Sutton published many books, including Wall Street and the Rise of Hitler, Western Technology and Soviet Economic Development (in three volumes), and The Best Enemy Money Can Buy and was (in Sutton's own words) "persecuted but never prosecuted" for his research and subsequent publication of his findings.

In 1968, Sutton wrote Western Technology and Soviet Economic Development, which was first published by the Hoover Institution at Stanford University. Sutton alleged that the Soviet Union's technological and manufacturing base -- which was then engaged in supplying the Viet Cong -- was built by United States corporations and largely funded by US taxpayers. Steel and iron plants, the GAZ automobile factory, and many other Soviet industrial enterprises were, according to Sutton, built with the help or technical assistance of the United States or U.S. corporations. He alleged further that the Soviet Union's acquisition of MIRV technology was made possible by receiving (from U.S. sources) machining equipment for the manufacture of precision ball bearings, necessary to mass-produce MIRV-enabled missiles.

In the early 1980s, using membership lists purportedly revealing the historical membership of Yale's Skull and Bones society, dating from 1832 -- which Sutton said he received from an anonymous source -- he speculated about political and economic relationships underlying significant historical events, from which he extrapolated the apparent purpose of these relationships.

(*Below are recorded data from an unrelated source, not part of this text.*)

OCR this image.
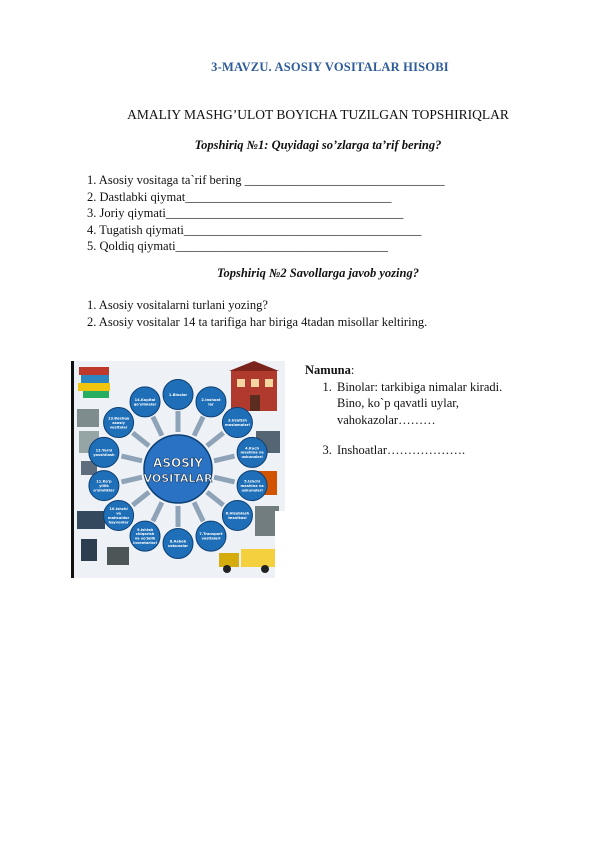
3-MAVZU. ASOSIY VOSITALAR HISOBI
AMALIY MASHG’ULOT BOYICHA TUZILGAN TOPSHIRIQLAR
Topshiriq №1: Quyidagi so’zlarga ta’rif bering?
1. Asosiy vositaga ta`rif bering ________________________________
2. Dastlabki qiymat_________________________________
3. Joriy qiymati______________________________________
4. Tugatish qiymati______________________________________
5. Qoldiq qiymati__________________________________
Topshiriq №2 Savollarga javob yozing?
1. Asosiy vositalarni turlani yozing?
2. Asosiy vositalar 14 ta tarifiga har biriga 4tadan misollar keltiring.
1.Binolar
2.Inshoat lar
3.Uzatish moslamalari
4.Kuch mashina va uskunalari
5.Ishchi mashina va uskunalari
6.Hisoblash texnikasi
7.Transport vositalari
8.Asbob uskunalar
9.Ishlab chiqarish va xo'jalik inventarlari
10.Ishchi va mahsuldor hayvonlar
11.Ko'p yillik o'simliklar
12.Yerni yaxshilash
13.Boshqa asosiy vositalar
14.Kapital qo'yilmalar
ASOSIY
VOSITALAR
Namuna:
1. Binolar: tarkibiga nimalar kiradi.
Bino, ko`p qavatli uylar,
vahokazolar………
3. Inshoatlar……………….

He published these conclusions as America's Secret Establishment: An Introduction to the Order of Skull and Bones -- which, according to Sutton, was his most important work.

Professor Richard Pipes, of Harvard, said in his book, Survival Is Not Enough: Soviet Realities and America's Future (Simon & Schuster;1984):

"In his three-volume detailed account of Soviet Purchases of Western Equipment and Technology ... "Sutton comes to conclusions that are uncomfortable for many businessmen and economists. For this reason his work tends to be either dismissed out of hand as 'extreme' or, more often, simply ignored."